Наверх по лестнице двинулись негры. Старики, которые их опередили, займут почти всё свободное место, где ещё можно стоять. Нам не повезло, и это я виновата, сказал Джим. Огорчённые, мы стали у стены.

— Вы не можете пройти?

Перед нами стоял преподобный Сайкс с чёрной шляпой в руке.

— Привет, ваше преподобие, — сказал Джим. — Мы вот из-за неё застряли.

— Что ж, попробуем помочь делу.

И преподобный. Сайкс пошёл наверх. Через несколько минут он вернулся.

— В зале нет ни одного свободного места. Но, может быть, вы хотите пройти со мной на галерею?

— Ясно, хотим! — сказал Джим.

Мы обрадовались и побежали по широкой лестнице наверх, потом по узкой ещё выше. Здесь, у входа на галерею, мы остановились. Преподобный Сайкс, отдуваясь, нагнал нас и осторожно повёл сквозь толпу негров. Четверо негров поднялись и уступили нам места в первом ряду.

Галерея для цветных шла по трём стенам зала суда, точно балкон, и отсюда нам было всё хорошо видно.

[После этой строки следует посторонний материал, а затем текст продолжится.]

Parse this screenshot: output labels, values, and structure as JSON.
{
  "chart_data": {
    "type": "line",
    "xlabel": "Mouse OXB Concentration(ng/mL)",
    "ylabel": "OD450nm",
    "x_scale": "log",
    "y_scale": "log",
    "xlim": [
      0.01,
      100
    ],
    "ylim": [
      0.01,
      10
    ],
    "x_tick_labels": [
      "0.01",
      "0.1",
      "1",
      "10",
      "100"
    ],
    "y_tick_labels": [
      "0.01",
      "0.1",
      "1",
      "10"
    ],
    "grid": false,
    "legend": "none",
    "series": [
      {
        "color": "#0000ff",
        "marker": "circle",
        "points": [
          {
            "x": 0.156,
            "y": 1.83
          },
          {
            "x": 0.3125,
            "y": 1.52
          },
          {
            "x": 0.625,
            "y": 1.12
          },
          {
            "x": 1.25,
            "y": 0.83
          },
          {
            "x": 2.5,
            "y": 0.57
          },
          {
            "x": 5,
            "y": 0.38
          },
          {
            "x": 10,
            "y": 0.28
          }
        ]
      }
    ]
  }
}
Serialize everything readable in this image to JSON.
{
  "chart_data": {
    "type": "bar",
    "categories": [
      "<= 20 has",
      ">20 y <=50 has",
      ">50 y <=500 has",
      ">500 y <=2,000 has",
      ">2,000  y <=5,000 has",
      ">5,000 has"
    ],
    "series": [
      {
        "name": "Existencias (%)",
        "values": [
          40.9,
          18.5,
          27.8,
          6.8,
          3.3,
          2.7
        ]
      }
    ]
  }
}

Присяжные сидели слева, под высокими окнами. Наверно, всё это были фермеры — худые, загорелые, но это и понятно: горожане почти никогда не попадают в присяжные, либо им дают отвод, либо они сами просят их освободить. Двое присяжных были немного похожи на принарядившихся Канингемов. Сейчас все они сидели прямо и внимательно слушали.

Выездной прокурор и ещё один человек, Аттикус и Том Робинсон сидели за столиками спиной к нам. На столе у прокурора лежала книга в коричневом переплёте и какие-то жёлтые листы; стол Аттикуса был пустой.